FIG. 2 shows the individual sheetmetal pieces of the invention.

FIG. 3 shows an alternative embodiment.

FIG. 4 shows another alternative embodiment.

DRAWINGS—REFERENCE NUMERALS

  • 1 Invention
  • 1B Fireplace Mantel
  • 2 Left Piece
  • 2A Left Front
  • 2B Left Side
  • 2C Left Back
  • 3 Right Piece
  • 3A Left Front
  • 3B Left Side
  • 3C Left Back
  • 4 Bottom Piece
  • 4A Bottom Floor
  • 4B Bottom Front
  • 4C Bottom Right
  • 4D Bottom Back
  • 4E Bottom Left
  • 5 Top Piece
  • 6 Back Piece
  • 401-404 Insulation

DETAILED DESCRIPTION OF THE PRESENTLY PREFERRED EMBODIMENT

The presently preferred embodiment of the invention is illustrated in the figures. FIG. 1 shows the invention already assembled. The black dots represent the heads of screws that are holding the invention together. The unfilled black circles represent screw holes without screws inserted in them.

FIG. 1A shows the invention screwed into a fireplace mantel 1B, which is not part of the invention but is shown for illustrative purposes only. The two lowest black dots represent the heads of screws that are holding the invention in the fireplace mantel.

FIG. 2 shows the five sheetmetal pieces comprising the invention. Left piece 2 is a single sheet of metal with two bends so as to form left front 2A, left side 2B and left back 2C. Right piece 3 is identical to left piece 2, in reverse.

Bottom piece 4 is a single sheet of metal with four sides bent at ninety degree angles to create bottom floor 4A surrounded by bottom front 4B, bottom right 4C, bottom back 4D and bottom left 4E. Welds are utilized at the four corners where 4B, 4C, 4D and 4E meet so as to form a pan structure. The exterior depth of the structure, measured substantially as the distance between bottom front 4B and bottom back 4D, is under 10″.

Top piece 5 is identical to bottom piece 4. Lastly, back piece 6 is a single sheet of flat metal without bends.

The circles in FIG. 2 represent screw holes. Broken lines indicate how screw holes align with one another. Black arrows indicate which pieces are inserted into each other for assembly.

As can be seen, left piece 2 is inserted into bottom piece 4. The bottom screw hole in left side 2B aligns with the hole in bottom left 4E. Likewise, the lower hole in 2C aligns with two screw holes, one in back piece 6 and one on the left side of bottom back 4D. Two screws, therefore, join bottom piece 4, left piece 2 and back piece 6. Likewise, two screws join bottom piece 4, right piece 3 and back piece 6.

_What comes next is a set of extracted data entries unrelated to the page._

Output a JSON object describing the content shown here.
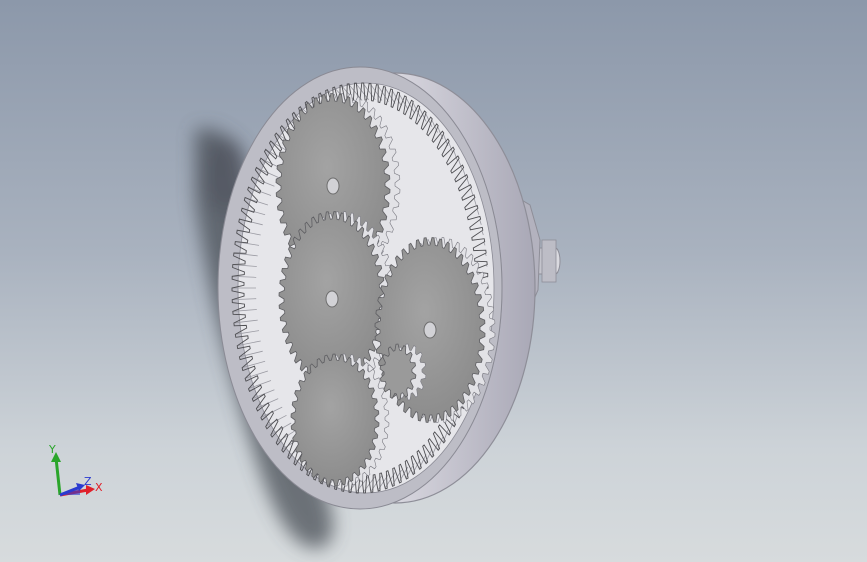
{
  "viewport": {
    "background_top": "#8c98aa",
    "background_bottom": "#d7dbdd"
  },
  "model": {
    "part_color": "#c9c9ce",
    "tooth_color": "#e2e2e6",
    "shadow_color": "#4a4f57"
  },
  "triad": {
    "x_label": "X",
    "y_label": "Y",
    "z_label": "Z",
    "x_color": "#e0202a",
    "y_color": "#2aa52a",
    "z_color": "#2a3ad0"
  }
}
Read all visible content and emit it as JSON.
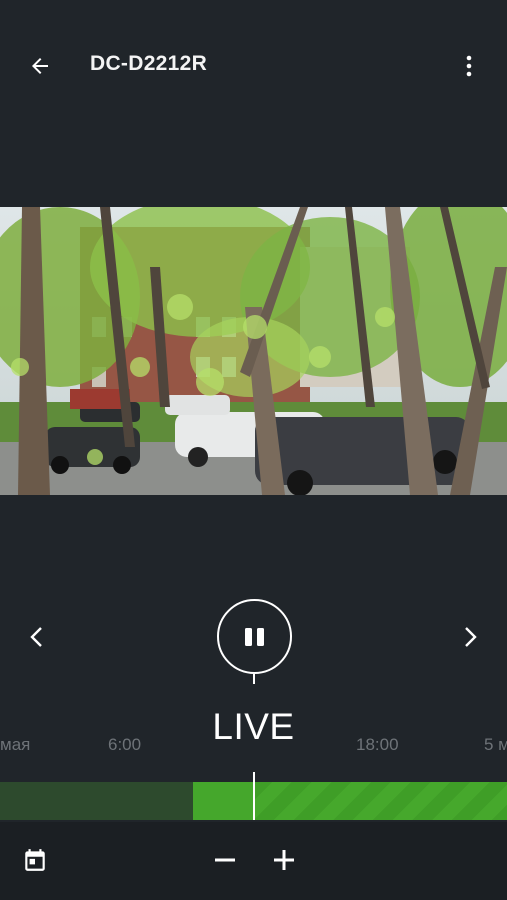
{
  "header": {
    "title": "DC-D2212R",
    "back_icon": "arrow-left-icon",
    "menu_icon": "more-vertical-icon"
  },
  "player": {
    "status": "LIVE",
    "pause_icon": "pause-icon",
    "prev_icon": "chevron-left-icon",
    "next_icon": "chevron-right-icon"
  },
  "timeline": {
    "labels": [
      "мая",
      "6:00",
      "18:00",
      "5 м"
    ],
    "recorded_color": "#46a82c",
    "empty_color": "#2d4a2d"
  },
  "bottom": {
    "calendar_icon": "calendar-icon",
    "zoom_out_label": "−",
    "zoom_in_label": "+"
  },
  "colors": {
    "background": "#20252a",
    "bottom_bar": "#1b1f23",
    "timeline_label": "#6e7378"
  }
}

An identical set of screw holes and screws joins top piece 5 to three pieces: left piece 2, right piece 3 and back piece 6. A total of eight screws, therefore, holds the entire assembly together.

Because left piece 2 is identical to right piece 3 and bottom piece 4 is identical to top piece 5, only three shapes of metal that have to be manufactured, thereby allowing great efficiency in the manufacturing process.

The screw holes in bottom floor 4A and the corresponding holes in top piece 5 may be used to attach the invention into a fireplace mantel.

Alternative Embodiments

An alternative embodiment is shown in FIG. 3 wherein the left back 2C and right back 3C meet one another, thereby removing the need for separate back piece 6.

Another alternative embodiment is shown in FIG. 4 wherein insulation, such as 1″ thick mineral wool or fiberglass, is represented by pieces 401-404. Although insulation is not needed to use the invention, if the back, sides, or top of the invention is placed in direct contact with combustibles, such as wood framing, insulation may be used. Such insulation may be attached using screws, adhesives, insulation hangers, etc., as is well known in the fastener and insulation fields.

Because the fuel cartridge used with this invention is under 3″ in depth and the imitation log it sits in may be approximately 6″ in depth, the distance between bottom front 4B and bottom back 4D may still be under 9″. Hence, even when 1″ thick insulation is added onto this invention its overall exterior depth may still be under 10″.